Data about students that are high quality yield the best outcomes for students—this is the basis of nearly all education data quality campaigns. As education data systems mature across the nation due to investments from Department of Education Statewide Longitudinal Data System grants, states have not been able to find more innovate ways to ensure that the data feeding into these systems is high quality.

Assuming that high data quality is an important goal for grantee states, why then do they continue to rely upon tired professional development workshops, giant posters, and endless PowerPoint decks devoted to awareness campaigns to identify and solve data quality issues? If we’re going to rely on more modern data systems, we also need to modernize our thinking around diagnosing the root causes of data quality issues.

We think we’ve found a way to do just that.

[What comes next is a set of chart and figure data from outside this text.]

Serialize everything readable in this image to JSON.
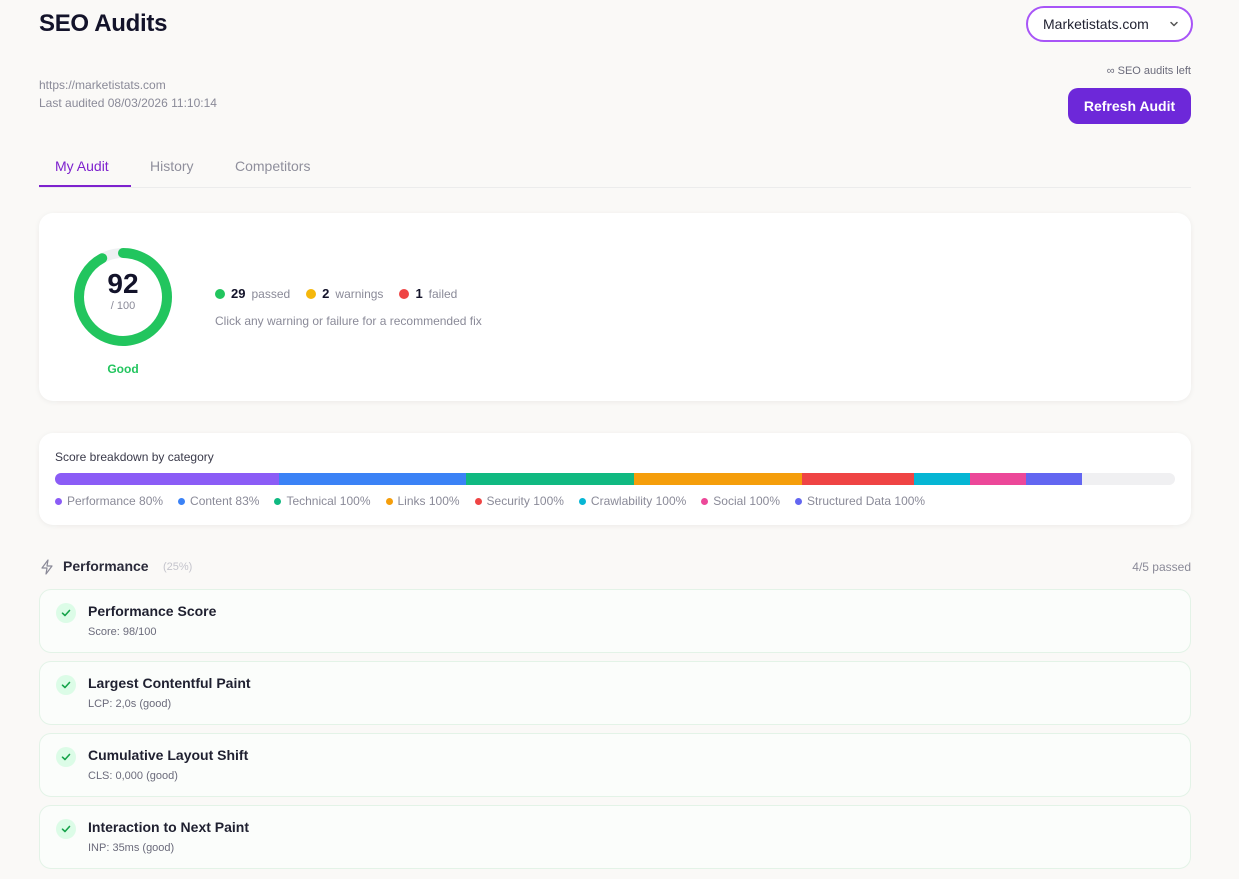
{
  "header": {
    "title": "SEO Audits",
    "site_select": "Marketistats.com",
    "url": "https://marketistats.com",
    "last_audited": "Last audited 08/03/2026 11:10:14",
    "audits_left": "∞ SEO audits left",
    "refresh_label": "Refresh Audit"
  },
  "tabs": [
    {
      "label": "My Audit",
      "active": true
    },
    {
      "label": "History",
      "active": false
    },
    {
      "label": "Competitors",
      "active": false
    }
  ],
  "score": {
    "value": "92",
    "max": "/ 100",
    "rating": "Good",
    "fraction": 0.92,
    "color": "#22c55e"
  },
  "stats": {
    "passed_count": "29",
    "passed_label": "passed",
    "warnings_count": "2",
    "warnings_label": "warnings",
    "failed_count": "1",
    "failed_label": "failed",
    "hint": "Click any warning or failure for a recommended fix"
  },
  "breakdown": {
    "title": "Score breakdown by category",
    "categories": [
      {
        "label": "Performance 80%",
        "color": "#8b5cf6",
        "weight": 20
      },
      {
        "label": "Content 83%",
        "color": "#3b82f6",
        "weight": 16.7
      },
      {
        "label": "Technical 100%",
        "color": "#10b981",
        "weight": 15
      },
      {
        "label": "Links 100%",
        "color": "#f59e0b",
        "weight": 15
      },
      {
        "label": "Security 100%",
        "color": "#ef4444",
        "weight": 10
      },
      {
        "label": "Crawlability 100%",
        "color": "#06b6d4",
        "weight": 5
      },
      {
        "label": "Social 100%",
        "color": "#ec4899",
        "weight": 5
      },
      {
        "label": "Structured Data 100%",
        "color": "#6366f1",
        "weight": 5
      }
    ]
  },
  "performance_section": {
    "title": "Performance",
    "weight_label": "(25%)",
    "passed_label": "4/5 passed",
    "items": [
      {
        "title": "Performance Score",
        "detail": "Score: 98/100"
      },
      {
        "title": "Largest Contentful Paint",
        "detail": "LCP: 2,0s (good)"
      },
      {
        "title": "Cumulative Layout Shift",
        "detail": "CLS: 0,000 (good)"
      },
      {
        "title": "Interaction to Next Paint",
        "detail": "INP: 35ms (good)"
      }
    ]
  }
}
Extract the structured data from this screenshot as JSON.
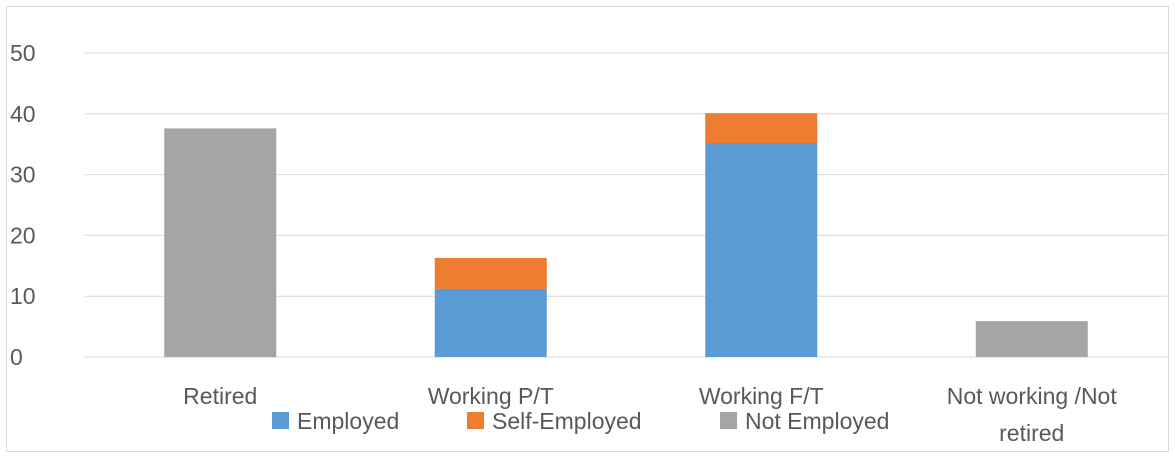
{
  "chart_data": {
    "type": "bar",
    "stacked": true,
    "title": "",
    "xlabel": "",
    "ylabel": "",
    "ylim": [
      0,
      50
    ],
    "yticks": [
      0,
      10,
      20,
      30,
      40,
      50
    ],
    "grid": true,
    "legend_position": "bottom",
    "categories": [
      [
        "Retired"
      ],
      [
        "Working P/T"
      ],
      [
        "Working F/T"
      ],
      [
        "Not working /Not",
        "retired"
      ]
    ],
    "series": [
      {
        "name": "Employed",
        "color": "#5b9bd5",
        "values": [
          0,
          11.2,
          35.2,
          0
        ]
      },
      {
        "name": "Self-Employed",
        "color": "#ed7d31",
        "values": [
          0,
          5.1,
          4.9,
          0
        ]
      },
      {
        "name": "Not Employed",
        "color": "#a5a5a5",
        "values": [
          37.6,
          0,
          0,
          5.9
        ]
      }
    ]
  }
}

These new systems generate mountains of rich data—data so fine-grained that we were able to develop a series of indicators to test various aspects of data quality, such as timeliness, uniqueness, and accuracy. But what we found truly exciting was what happened when we combined these indicators with survey data about district technology and capacity. We used these data to reveal stark contrasts between high-data quality and low-data quality districts. For example, we found that districts high on the data quality scale had an average of 4 full-time data staff and spent $20-$30k per year in fixed system costs, while districts on the low end of the data quality scale had an average of 2 full-time data staff and spent $10-$15k per year.

Using this approach, we can now provide districts with a real “pulse” on their data quality while also giving them greater information about the quality control levers at their disposal. If more districts adopted this approach, we would stand a much better chance of improving outcomes for students.